In case of emergency, keep a legacy file on your property

If there is an after-hours emergency where the geyser has burst or a fallen tree has damaged the roof in a storm, and one has to find the insurance policy on the home, is it in a safe place that is easily accessible?

Will the owners spend endless time hunting for the required documentation? And what would happen if the buyer had taken early occupation and urgent access is needed to the necessary documents in order to get the matter resolved quickly?

These questions were raised by a situation recently encountered by Nelio Mendes, marketing manager at SAproperty.com, who says it is vitally important to know where all the pertinent information relating to your property is, as well as who is responsible for what.

“Saying documents have been emailed to me so I know where they are, is not good, as emails are often erroneously deleted or hard drives of computers can crash,” says Mendes.

What owners of any property should do is have all the documentation pertaining to that property in one place, preferably in hard copy in a central location that is easily remembered.

Mendes says a concertina or box file is probably best, with a pocket or section labelled for each category. While it may seem onerous and unnecessary, it might ‘save’ you one day to have everything at hand quickly.

He says among the items to store in the file are:

- An information sheet with the contact details of regularly used and reliable service providers such as the family attorney, insurance broker, electrician, plumber, gardening service, domestic worker, appliance repairmen, swimming pool company, repair services, and so on.

- A copy or original title deed of the property; this document is important for the sale of a property as well as when plans might need to be drawn up for renovations to the property.

- Mortgage bond details.

- A copy of the Deed of Sale.

- Records of all improvements to the property and clearance certificates or engineers’ reports.

- Invoices detailing any major repairs done to any part of the property.

- Approved building plans.

- The latest version of the owner’s insurance on the building as well as any short-term insurance on the contents of the home.
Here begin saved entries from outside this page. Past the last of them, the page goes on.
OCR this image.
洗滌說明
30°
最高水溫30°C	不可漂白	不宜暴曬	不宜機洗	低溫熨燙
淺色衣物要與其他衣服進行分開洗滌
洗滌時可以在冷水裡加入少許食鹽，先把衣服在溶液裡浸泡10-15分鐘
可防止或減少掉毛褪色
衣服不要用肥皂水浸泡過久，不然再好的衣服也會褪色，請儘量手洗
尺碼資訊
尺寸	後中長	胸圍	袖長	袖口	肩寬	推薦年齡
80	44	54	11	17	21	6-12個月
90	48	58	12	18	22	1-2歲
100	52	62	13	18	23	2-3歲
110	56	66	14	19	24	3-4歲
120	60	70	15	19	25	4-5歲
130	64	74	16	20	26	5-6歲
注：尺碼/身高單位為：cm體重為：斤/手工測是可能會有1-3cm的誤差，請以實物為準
- The latest beetle, electrical compliance, electric fence and gas compliance certificates.

- Security company contract and contact details of their technical support team as well as the emergency numbers.

In addition to documentation pertaining to the property, Mendes says personal information to be filed includes: copies of identity documents, a copy of the homeowner’s latest will (the original will be kept by the family attorney), marriage certificates, ante nuptial contract, divorce order and settlement agreement (if applicable), any policies that might be needed on the death of the owner of the property, bank account details, investment details, motor vehicle registration documents, television licence, phone contracts, etc.

Details and contracts pertaining to medical cover, tax returns, retail and municipal accounts should also be filed.

Some people do take this one step further by storing scanned copies of all important documentation in a Cloud based system online, which is probably a wise thing to do in case of a fire, says Mendes.

“Unfortunate incidents can happen suddenly and are never predictable, and it is better to eliminate all possible stresses caused by an event that leads to the need for certain documentation to be produced,” he says.